A Universe of Sorts

§ Integrating against ultrafilers

Let $X$ be a set.
Recall that a filter on $X$ is a collection of subsets $\Omega$ of $X$ that are closed under supersets and intersections (union comes for free by closure under supersets).
Recall that an ultrafilter $\Omega$ on $X$ is a maximal filter. That is, we cannot add any more elements into the filter.
Equivalently $\Omega$ is an ultrafilter if, for any $A \subseteq X$ , either $A \in \Omega$ or $(X - A) \in \Omega$ .
Intuitively, we are considering the set of subsets of $X$ that contains a single $x \in X$ .
We can also say that ultrafilters correspond to lattice homomorphisms $2^X \to 2$ .
A lemma will show that this is equivalent to the following: Whenever $X$ is expressed as the disjoint union of three subsets $S_1, S_2, S_3 \subseteq X$ , then one of then will be in $\Omega$ (there exists some $i$ such that $S_i\in \Omega$ ).

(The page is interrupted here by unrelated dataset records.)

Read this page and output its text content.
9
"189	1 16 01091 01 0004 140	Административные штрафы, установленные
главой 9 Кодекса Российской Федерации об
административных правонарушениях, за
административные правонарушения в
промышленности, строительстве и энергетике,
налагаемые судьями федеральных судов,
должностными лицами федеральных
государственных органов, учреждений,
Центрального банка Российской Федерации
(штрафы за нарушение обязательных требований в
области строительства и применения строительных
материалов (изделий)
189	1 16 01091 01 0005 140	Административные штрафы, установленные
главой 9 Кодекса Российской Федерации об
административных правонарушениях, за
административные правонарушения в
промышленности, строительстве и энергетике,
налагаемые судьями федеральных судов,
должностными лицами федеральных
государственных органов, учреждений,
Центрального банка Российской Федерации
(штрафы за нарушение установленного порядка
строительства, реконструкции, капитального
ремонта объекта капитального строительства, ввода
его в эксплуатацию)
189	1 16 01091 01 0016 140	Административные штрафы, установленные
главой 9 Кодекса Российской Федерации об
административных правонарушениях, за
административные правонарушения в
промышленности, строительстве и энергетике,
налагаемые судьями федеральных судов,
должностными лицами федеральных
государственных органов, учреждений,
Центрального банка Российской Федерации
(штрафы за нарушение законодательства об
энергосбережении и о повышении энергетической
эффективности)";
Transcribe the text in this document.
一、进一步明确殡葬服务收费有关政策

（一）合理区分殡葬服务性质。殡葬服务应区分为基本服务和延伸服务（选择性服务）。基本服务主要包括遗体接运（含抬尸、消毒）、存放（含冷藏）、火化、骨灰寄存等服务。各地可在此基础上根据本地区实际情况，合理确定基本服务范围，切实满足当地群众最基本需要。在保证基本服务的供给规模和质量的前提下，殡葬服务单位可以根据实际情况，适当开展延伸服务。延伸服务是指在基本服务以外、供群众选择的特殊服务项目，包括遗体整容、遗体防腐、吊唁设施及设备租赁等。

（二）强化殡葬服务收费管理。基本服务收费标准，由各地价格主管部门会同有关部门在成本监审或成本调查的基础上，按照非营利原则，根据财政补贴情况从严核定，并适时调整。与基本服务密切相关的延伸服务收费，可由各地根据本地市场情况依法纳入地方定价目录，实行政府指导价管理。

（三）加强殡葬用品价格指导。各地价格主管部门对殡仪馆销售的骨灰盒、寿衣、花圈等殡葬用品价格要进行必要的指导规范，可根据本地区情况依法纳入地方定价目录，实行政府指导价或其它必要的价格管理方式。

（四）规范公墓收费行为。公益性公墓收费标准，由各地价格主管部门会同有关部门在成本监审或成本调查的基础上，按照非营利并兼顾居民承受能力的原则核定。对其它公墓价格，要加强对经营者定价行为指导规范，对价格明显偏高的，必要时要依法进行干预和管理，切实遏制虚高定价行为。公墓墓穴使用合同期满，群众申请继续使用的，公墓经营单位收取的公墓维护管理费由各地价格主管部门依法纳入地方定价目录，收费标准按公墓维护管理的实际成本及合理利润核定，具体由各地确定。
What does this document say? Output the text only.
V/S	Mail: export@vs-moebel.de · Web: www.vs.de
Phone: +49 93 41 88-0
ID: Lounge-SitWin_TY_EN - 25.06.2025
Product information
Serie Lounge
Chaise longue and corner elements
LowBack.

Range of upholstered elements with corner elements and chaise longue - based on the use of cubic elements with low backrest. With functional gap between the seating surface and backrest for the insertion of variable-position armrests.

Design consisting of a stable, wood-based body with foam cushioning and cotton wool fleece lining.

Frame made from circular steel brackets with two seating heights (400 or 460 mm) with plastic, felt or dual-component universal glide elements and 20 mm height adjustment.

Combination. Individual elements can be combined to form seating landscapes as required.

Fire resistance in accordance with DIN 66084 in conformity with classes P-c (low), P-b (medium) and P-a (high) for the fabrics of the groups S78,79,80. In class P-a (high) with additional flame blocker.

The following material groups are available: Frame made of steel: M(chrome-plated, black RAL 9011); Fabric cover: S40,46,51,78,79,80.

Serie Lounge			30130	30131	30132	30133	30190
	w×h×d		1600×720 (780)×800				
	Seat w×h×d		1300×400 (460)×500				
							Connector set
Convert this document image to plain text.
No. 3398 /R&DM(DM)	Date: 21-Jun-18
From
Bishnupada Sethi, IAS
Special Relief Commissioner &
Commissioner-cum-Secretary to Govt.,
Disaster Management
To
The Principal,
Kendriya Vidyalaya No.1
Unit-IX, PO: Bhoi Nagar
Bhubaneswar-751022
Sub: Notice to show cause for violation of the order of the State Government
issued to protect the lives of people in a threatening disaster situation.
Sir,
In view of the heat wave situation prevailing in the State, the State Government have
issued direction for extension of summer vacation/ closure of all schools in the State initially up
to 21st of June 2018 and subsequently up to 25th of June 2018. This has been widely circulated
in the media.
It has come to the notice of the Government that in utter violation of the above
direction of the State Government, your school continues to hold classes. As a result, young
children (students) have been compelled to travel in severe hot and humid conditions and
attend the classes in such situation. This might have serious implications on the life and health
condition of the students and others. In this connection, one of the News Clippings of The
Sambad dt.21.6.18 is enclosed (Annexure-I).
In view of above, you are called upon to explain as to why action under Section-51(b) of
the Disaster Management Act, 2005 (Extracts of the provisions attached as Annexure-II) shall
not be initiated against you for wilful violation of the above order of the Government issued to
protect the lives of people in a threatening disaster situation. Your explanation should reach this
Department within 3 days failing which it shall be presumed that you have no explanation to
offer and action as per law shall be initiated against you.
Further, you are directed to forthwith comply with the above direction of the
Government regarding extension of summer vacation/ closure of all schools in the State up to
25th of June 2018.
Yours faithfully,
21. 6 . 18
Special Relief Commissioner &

Let $B$ a finite set, $X$ a set, $\Omega$ an ultrafilter on $X$ .
Given $f: X \to B$ , we wish to define $\int_X f d\Omega$ .
See that the fibers of $f$ partition $X$ into disjoint subsets $f^{-1}(b_1), f^{-1}(b_2), \dots, f^{-1}(b_N)$ .
The ultrafilter $X$ picks out one of these subsets, say $f^{-1}(b_i)$ ( $i$ for "integration").
Then we define the integral to be $b_i$ .

We think of $\Omega$ as a probability measure. Subsets in $\Omega$ have measure 1, subsets outside have measure 0.
Since we want to think of $\Omega$ as some kind of probability measure, we want that $\int_X 1 d \Omega = 1$ , as would happen when we integrate a probability measure $\int d \mu = 1$ .
Next, if two functions $f, g$ are equal almost everywhere (ie, the set of points where they agree is in $\Omega$ ), then their integral should be the same.